To grow up and live happy in the land of the free"

Aw. That's sweet.

"Now this nation that I love is fallin' under attack.
A mighty sucker-punch came flying in from somewhere in the back."

Right again. No matter who was behind 9/11, it was still a devastating event for America. And it might be added that this song was written a decade ago, so using the present tense is relevant.

"Soon as we could see clearly through our big black eye,
Man, we lit up your world like the fourth of July."

Whoa! Toby! That seems a little rash, are you sure you want to record that?

"Hey, Uncle Sam put your name at the top of his list,
And the Statue of Liberty started shaking her fist.
And the eagle will fly and it's gonna be hell,
When you hear Mother Freedom start ringing her bell.
And it'll feel like the whole wide world is raining down on you.
Ah, brought to you, courtesy of the red, white and blue."

Starting to lose a little faith in you, Toby. Getting harder to defend you.

"An' you'll be sorry that you messed with the U.S. of A.
'Cos we'll put a boot in your ass, it's the American way."

I don't pretend to know a lot about politics.
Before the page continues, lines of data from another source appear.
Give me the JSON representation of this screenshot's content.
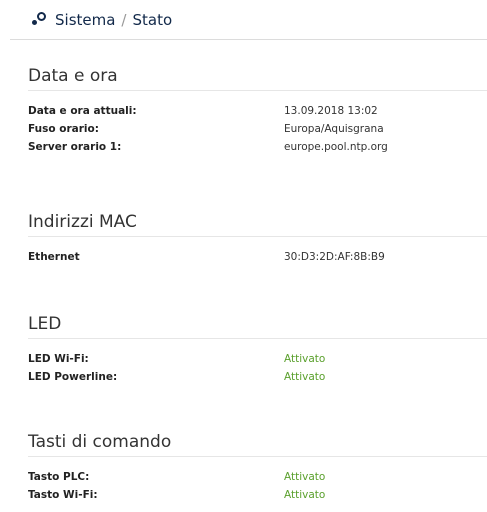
{
  "header": {
    "crumb_system": "Sistema",
    "separator": "/",
    "crumb_status": "Stato"
  },
  "sections": [
    {
      "title": "Data e ora",
      "rows": [
        {
          "label": "Data e ora attuali:",
          "value": "13.09.2018 13:02"
        },
        {
          "label": "Fuso orario:",
          "value": "Europa/Aquisgrana"
        },
        {
          "label": "Server orario 1:",
          "value": "europe.pool.ntp.org"
        }
      ]
    },
    {
      "title": "Indirizzi MAC",
      "rows": [
        {
          "label": "Ethernet",
          "value": "30:D3:2D:AF:8B:B9"
        }
      ]
    },
    {
      "title": "LED",
      "rows": [
        {
          "label": "LED Wi-Fi:",
          "value": "Attivato"
        },
        {
          "label": "LED Powerline:",
          "value": "Attivato"
        }
      ]
    },
    {
      "title": "Tasti di comando",
      "rows": [
        {
          "label": "Tasto PLC:",
          "value": "Attivato"
        },
        {
          "label": "Tasto Wi-Fi:",
          "value": "Attivato"
        }
      ]
    }
  ],
  "colors": {
    "brand": "#12294a",
    "enabled": "#5aa02c"
  }
}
Monday Nick's in charge of that. But god damn. This is a pretty bad song. I recognize, and it's important to note, that this song was written and recorded within a year of 9/11, a time period where it was pretty understandable for most of the general populace to be a little shaken and uninformed. I don't hold Toby Keith responsible for that. It's also important to know that, from the little research I did, Keith surprisingly seems to be a very fair, level-headed man with his politics. He considers himself independent, although slightly to the left, and despite the sentiments of the song we just witnessed, he says he never supported the Iraq War. "(But) I don't apologize for being patriotic... If there is something socially incorrect about being patriotic and supporting your troops, then they can kiss my ass on that, because I'm not going to budge on that at all. And that has nothing to do with politics. Politics is what's killing America."
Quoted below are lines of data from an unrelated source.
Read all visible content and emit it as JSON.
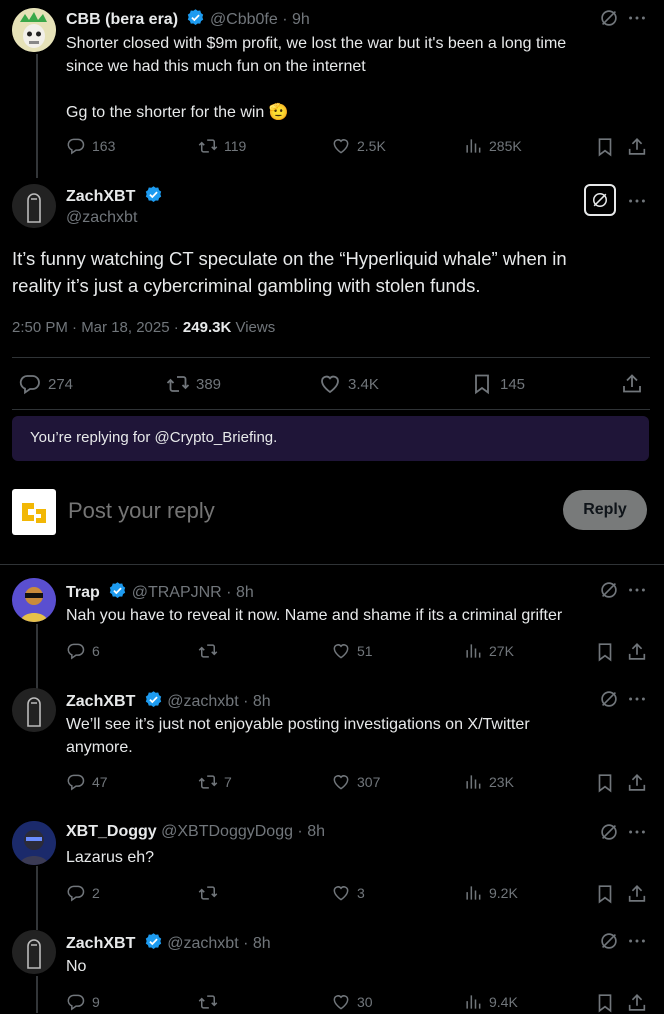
{
  "threads": [
    {
      "name": "CBB (bera era)",
      "handle": "@Cbb0fe",
      "time": "9h",
      "lines": [
        "Shorter closed with $9m profit, we lost the war but it's been a long time",
        "since we had this much fun on the internet",
        "",
        "Gg to the shorter for the win 🫡"
      ],
      "replies": "163",
      "reposts": "119",
      "likes": "2.5K",
      "views": "285K"
    }
  ],
  "main_post": {
    "name": "ZachXBT",
    "handle": "@zachxbt",
    "text_line1": "It’s funny watching CT speculate on the “Hyperliquid whale” when in",
    "text_line2": "reality it’s just a cybercriminal gambling with stolen funds.",
    "timestamp": "2:50 PM · Mar 18, 2025 · ",
    "views_count": "249.3K",
    "views_label": "Views",
    "replies": "274",
    "reposts": "389",
    "likes": "3.4K",
    "bookmarks": "145"
  },
  "reply_notice": "You’re replying for @Crypto_Briefing.",
  "composer": {
    "placeholder": "Post your reply",
    "button": "Reply"
  },
  "replies": [
    {
      "name": "Trap",
      "handle": "@TRAPJNR",
      "time": "8h",
      "lines": [
        "Nah you have to reveal it now. Name and shame if its a criminal grifter"
      ],
      "replies": "6",
      "reposts": "",
      "likes": "51",
      "views": "27K"
    },
    {
      "name": "ZachXBT",
      "handle": "@zachxbt",
      "time": "8h",
      "lines": [
        "We’ll see it’s just not enjoyable posting investigations on X/Twitter",
        "anymore."
      ],
      "replies": "47",
      "reposts": "7",
      "likes": "307",
      "views": "23K"
    },
    {
      "name": "XBT_Doggy",
      "handle": "@XBTDoggyDogg",
      "time": "8h",
      "lines": [
        "Lazarus eh?"
      ],
      "replies": "2",
      "reposts": "",
      "likes": "3",
      "views": "9.2K"
    },
    {
      "name": "ZachXBT",
      "handle": "@zachxbt",
      "time": "8h",
      "lines": [
        "No"
      ],
      "replies": "9",
      "reposts": "",
      "likes": "30",
      "views": "9.4K"
    }
  ],
  "colors": {
    "accent": "#1d9bf0",
    "muted": "#71767b",
    "notice_bg": "#1f1538",
    "reply_btn": "#787a7a"
  }
}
But Keith's song still rides the radio waves in 2011. The mentality of blowing to hell anyone and anything who touches us is dangerously ignorant and fosters the kind of prejudiced hate that embarrasses me about America. In the small, narrow world I live in at college, it's an extinct belief. But my world is narrow, and I'm not used to being exposed to the true body of America, much of which still buys into this destructive mindset almost ten years after ripping out Iraq's organs and reassembling it with toothpicks. Sometimes it's eye-opening to look over Mizzou's gates and get a glimpse into the real world, even when I already know what I'll see.

1 comment:

  1. Columbia has an unusually high number of country stations.